- Country: Thailand
- Province: Phra Nakhon Si Ayutthaya
- Amphoe: Bang Sai

Population (2017)
- • Total: 3,851
- Time zone: UTC+7 (ICT)
- Postal code: 13270
- TIS 1099: 141305

= Thep Mongkhon =

Thep Mongkhon (เทพมงคล, /th/) is a tambon (subdistrict) of Bang Sai District, in Phra Nakhon Si Ayutthaya Province, Thailand.
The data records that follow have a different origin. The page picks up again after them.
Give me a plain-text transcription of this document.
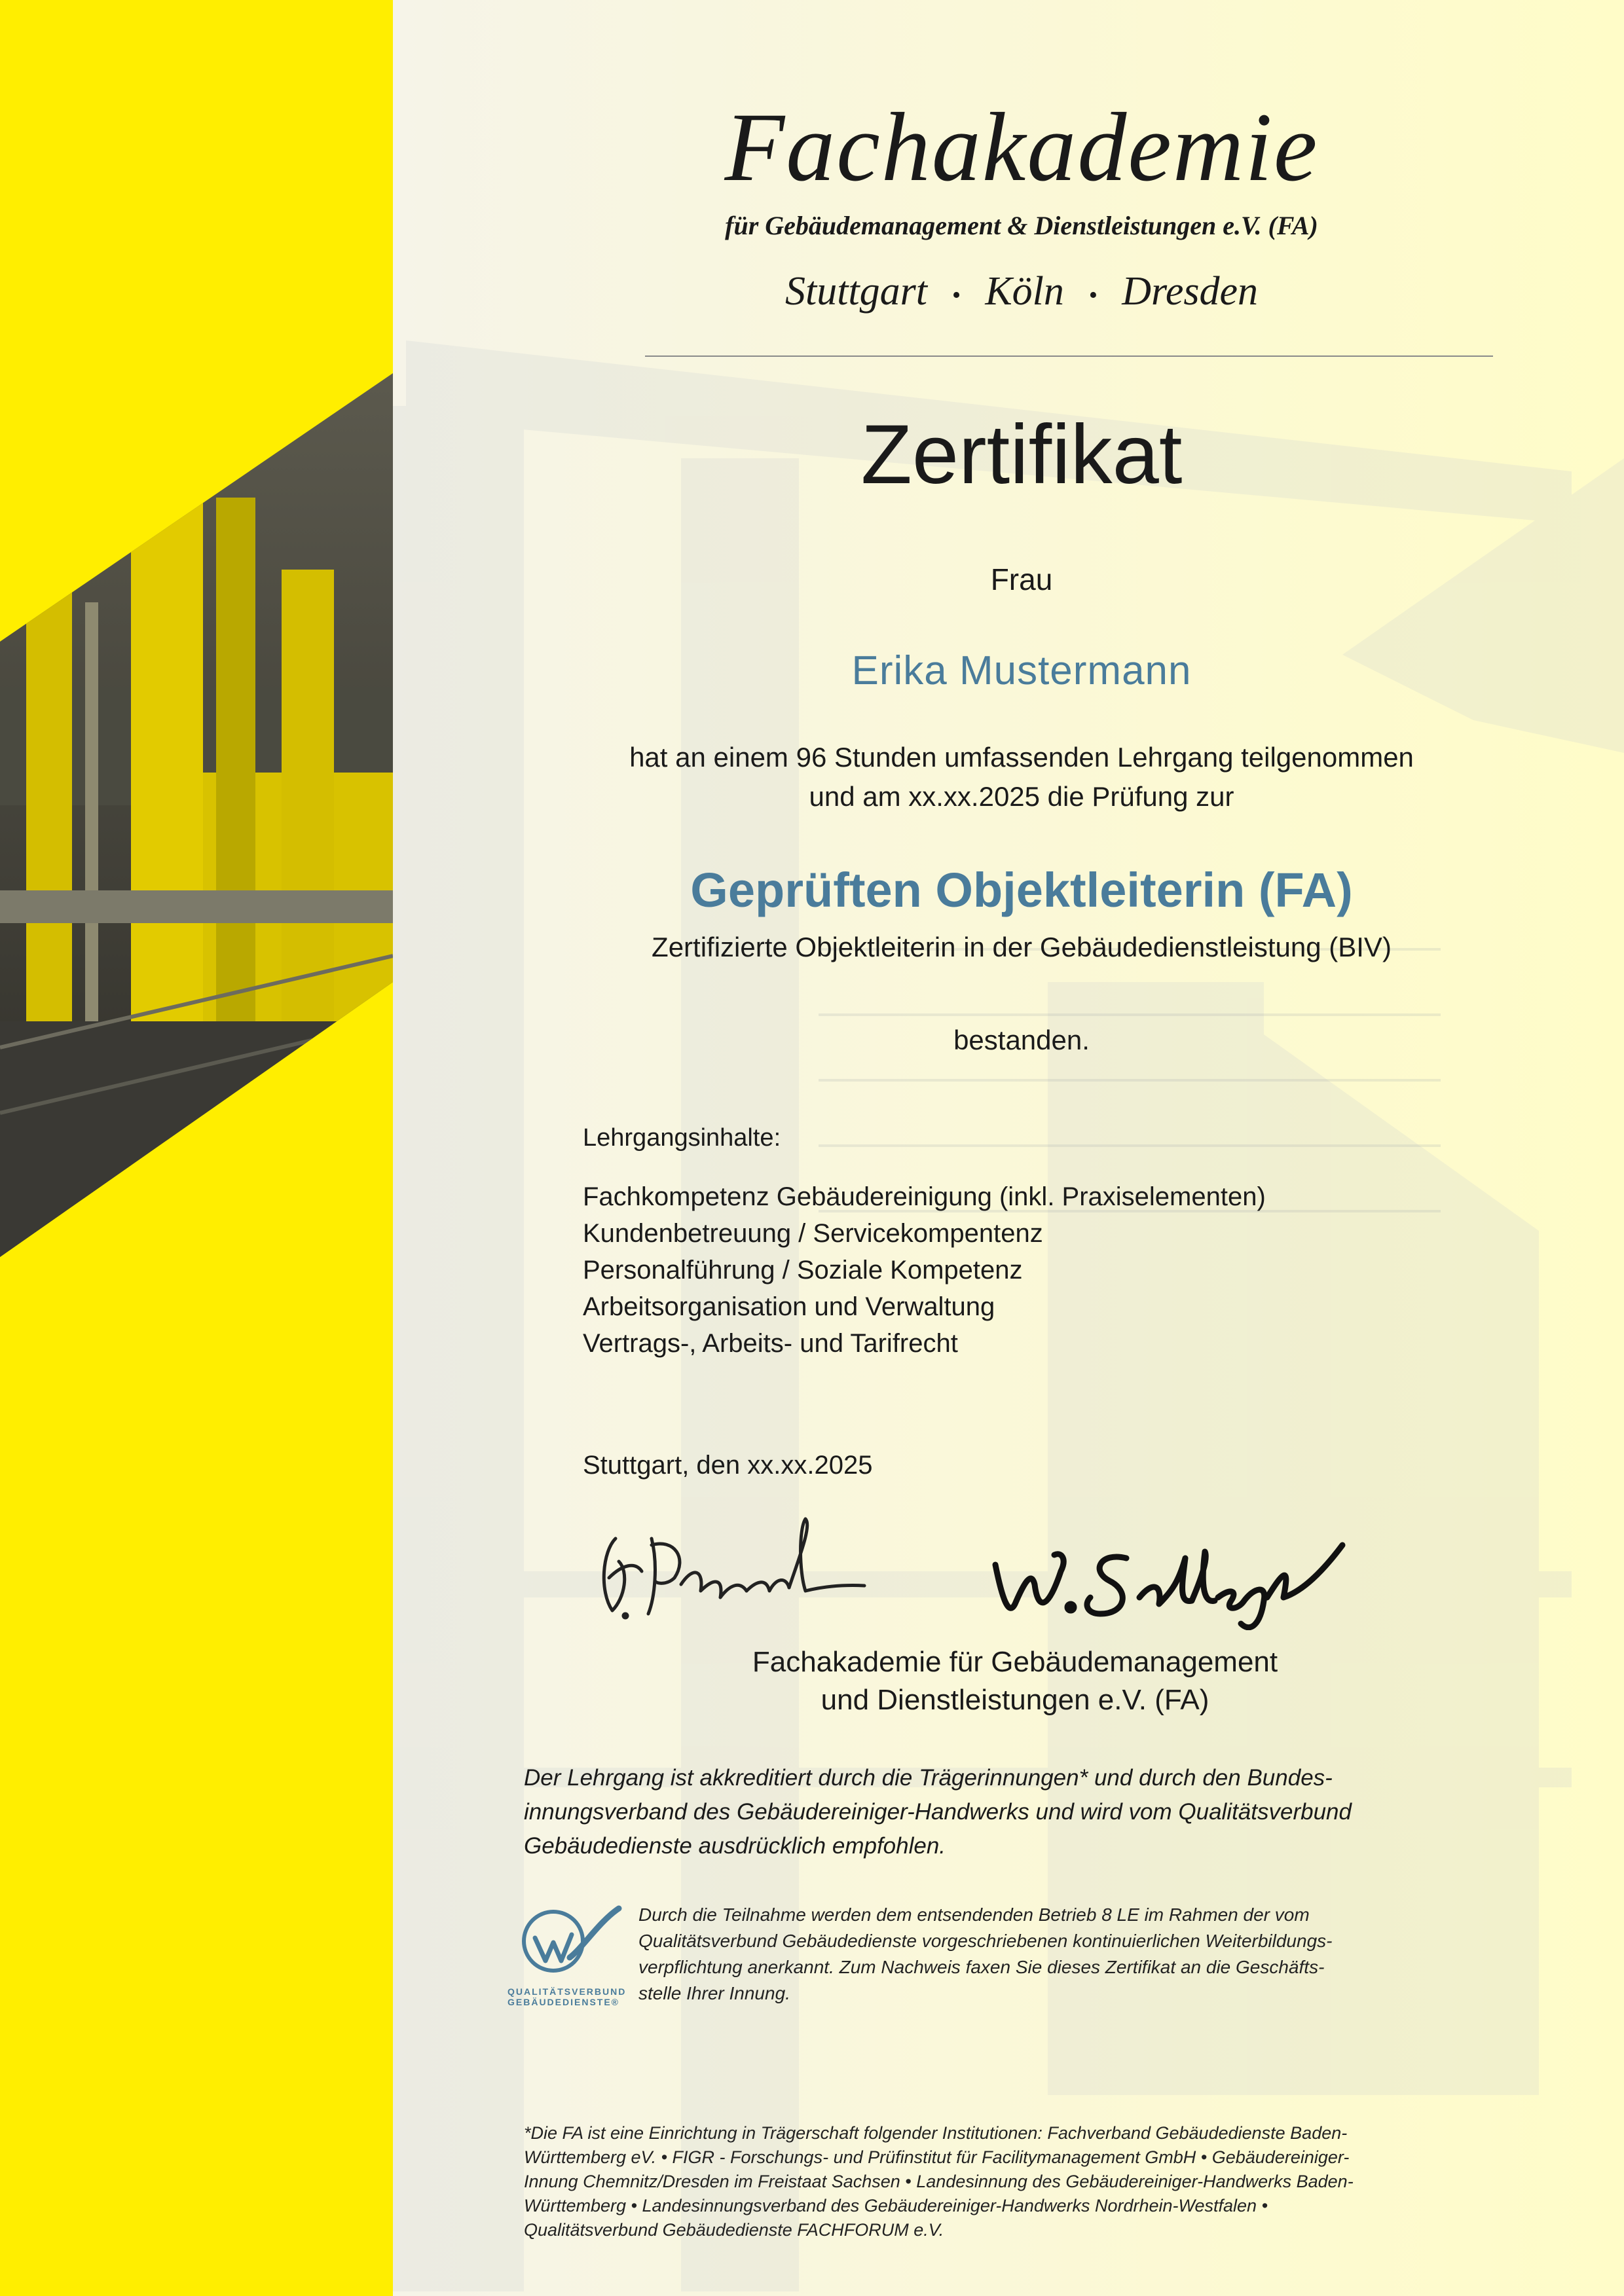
Fachakademie
für Gebäudemanagement & Dienstleistungen e.V. (FA)
Stuttgart • Köln • Dresden
Zertifikat
Frau
Erika Mustermann
hat an einem 96 Stunden umfassenden Lehrgang teilgenommen
und am xx.xx.2025 die Prüfung zur
Geprüften Objektleiterin (FA)
Zertifizierte Objektleiterin in der Gebäudedienstleistung (BIV)
bestanden.
Lehrgangsinhalte:
Fachkompetenz Gebäudereinigung (inkl. Praxiselementen)
Kundenbetreuung / Servicekompentenz
Personalführung / Soziale Kompetenz
Arbeitsorganisation und Verwaltung
Vertrags-, Arbeits- und Tarifrecht
Stuttgart, den xx.xx.2025
Fachakademie für Gebäudemanagement
und Dienstleistungen e.V. (FA)
Der Lehrgang ist akkreditiert durch die Trägerinnungen* und durch den Bundes-
innungsverband des Gebäudereiniger-Handwerks und wird vom Qualitätsverbund
Gebäudedienste ausdrücklich empfohlen.
QUALITÄTSVERBUND
GEBÄUDEDIENSTE®
Durch die Teilnahme werden dem entsendenden Betrieb 8 LE im Rahmen der vom
Qualitätsverbund Gebäudedienste vorgeschriebenen kontinuierlichen Weiterbildungs-
verpflichtung anerkannt. Zum Nachweis faxen Sie dieses Zertifikat an die Geschäfts-
stelle Ihrer Innung.
*Die FA ist eine Einrichtung in Trägerschaft folgender Institutionen: Fachverband Gebäudedienste Baden-
Württemberg eV. • FIGR - Forschungs- und Prüfinstitut für Facilitymanagement GmbH • Gebäudereiniger-
Innung Chemnitz/Dresden im Freistaat Sachsen • Landesinnung des Gebäudereiniger-Handwerks Baden-
Württemberg • Landesinnungsverband des Gebäudereiniger-Handwerks Nordrhein-Westfalen •
Qualitätsverbund Gebäudedienste FACHFORUM e.V.
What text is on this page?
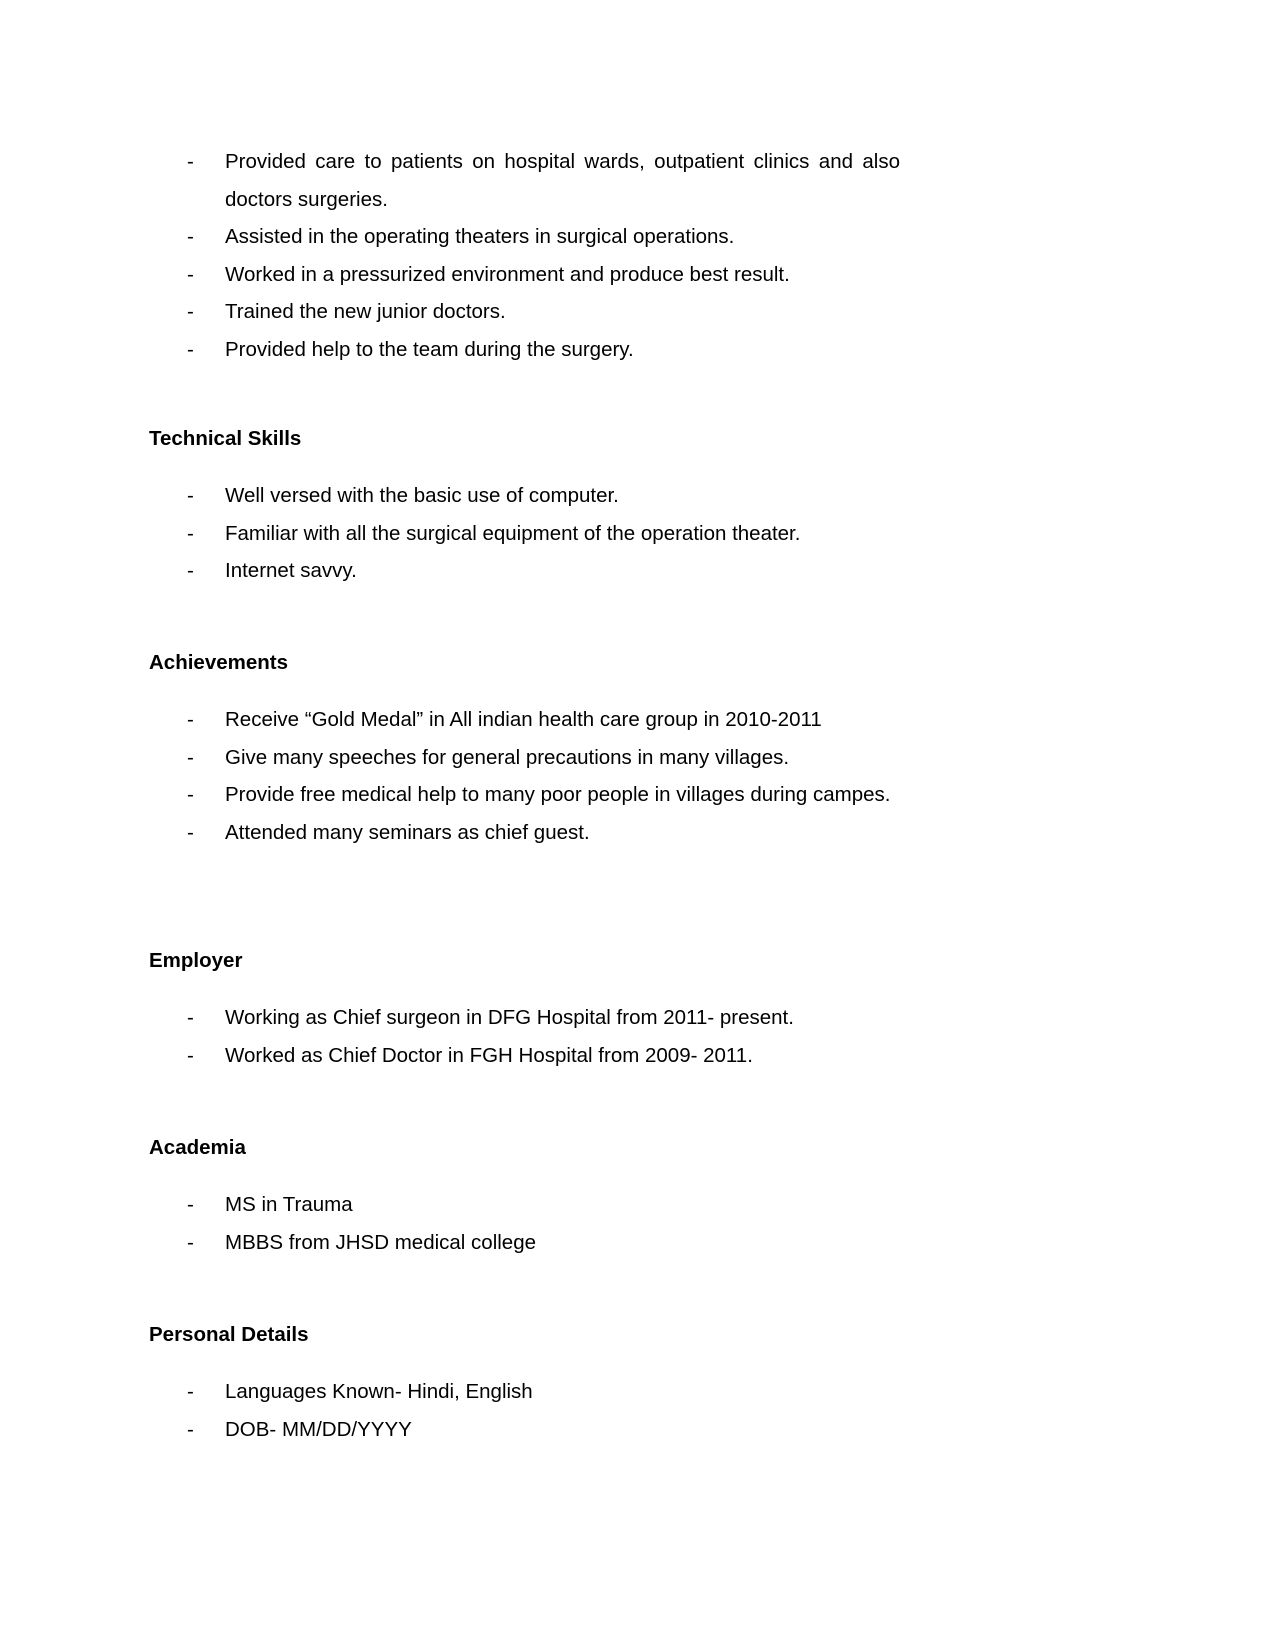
- Provided care to patients on hospital wards, outpatient clinics and also doctors surgeries.
- Assisted in the operating theaters in surgical operations.
- Worked in a pressurized environment and produce best result.
- Trained the new junior doctors.
- Provided help to the team during the surgery.
Technical Skills
- Well versed with the basic use of computer.
- Familiar with all the surgical equipment of the operation theater.
- Internet savvy.
Achievements
- Receive “Gold Medal” in All indian health care group in 2010-2011
- Give many speeches for general precautions in many villages.
- Provide free medical help to many poor people in villages during campes.
- Attended many seminars as chief guest.
Employer
- Working as Chief surgeon in DFG Hospital from 2011- present.
- Worked as Chief Doctor in FGH Hospital from 2009- 2011.
Academia
- MS in Trauma
- MBBS from JHSD medical college
Personal Details
- Languages Known- Hindi, English
- DOB- MM/DD/YYYY
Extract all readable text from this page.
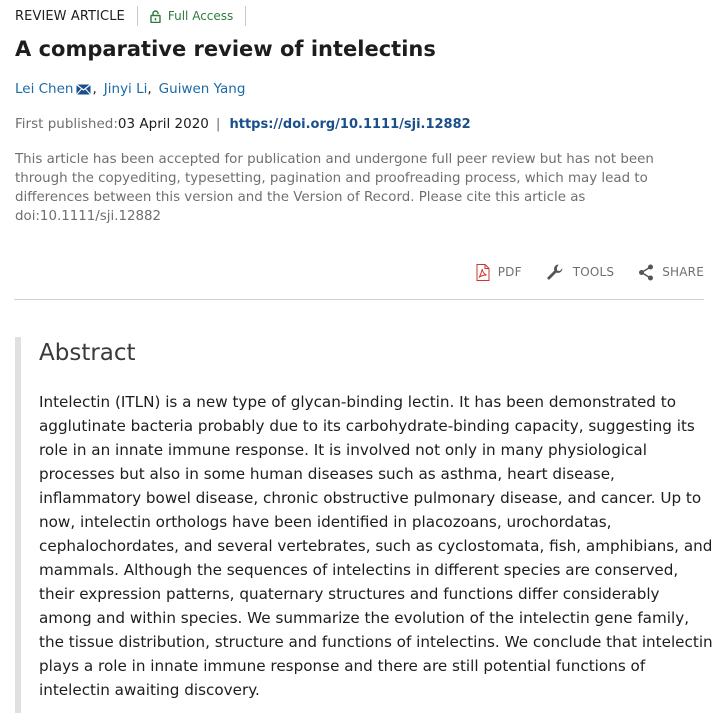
REVIEW ARTICLE	Full Access
A comparative review of intelectins
Lei Chen , Jinyi Li , Guiwen Yang
First published: 03 April 2020 | https://doi.org/10.1111/sji.12882

This article has been accepted for publication and undergone full peer review but has not been through the copyediting, typesetting, pagination and proofreading process, which may lead to differences between this version and the Version of Record. Please cite this article as doi:10.1111/sji.12882

PDF	TOOLS	SHARE
Abstract

Intelectin (ITLN) is a new type of glycan-binding lectin. It has been demonstrated to agglutinate bacteria probably due to its carbohydrate-binding capacity, suggesting its role in an innate immune response. It is involved not only in many physiological processes but also in some human diseases such as asthma, heart disease, inflammatory bowel disease, chronic obstructive pulmonary disease, and cancer. Up to now, intelectin orthologs have been identified in placozoans, urochordatas, cephalochordates, and several vertebrates, such as cyclostomata, fish, amphibians, and mammals. Although the sequences of intelectins in different species are conserved, their expression patterns, quaternary structures and functions differ considerably among and within species. We summarize the evolution of the intelectin gene family, the tissue distribution, structure and functions of intelectins. We conclude that intelectin plays a role in innate immune response and there are still potential functions of intelectin awaiting discovery.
In 2017 it had a total population of 3,851 people.

==Administration==

===Central administration===
The tambon is subdivided into 8 administrative villages (muban).

| No. | Name | Thai |
|---|---|---|
| 01. | Ban Nong Phangphuai | บ้านหนองพังพวย |
| 02. | Ban Bueng Krasang | บ้านบึงกระสังข์ |
| 03. | Ban Phaeng Loi | บ้านแผงลอย |
| 04. | Ban Rang Ai Thuem | บ้านรางอ้ายทึม |
| 05. | Ban Thep Mongkhon | บ้านเทพมงคล |
| 06. | Ban Nong Khot | บ้านหนองคต |
| 07. | Ban Khok Huai | บ้านโคกห้วย |
| 08. | Ban Rang Nuea Tai | บ้านรางเนื้อตาย |

===Local administration===
The whole area of the subdistrict is covered by the subdistrict administrative organization (SAO) Thep Mongkhon (องค์การบริหารส่วนตำบลเทพมงคล).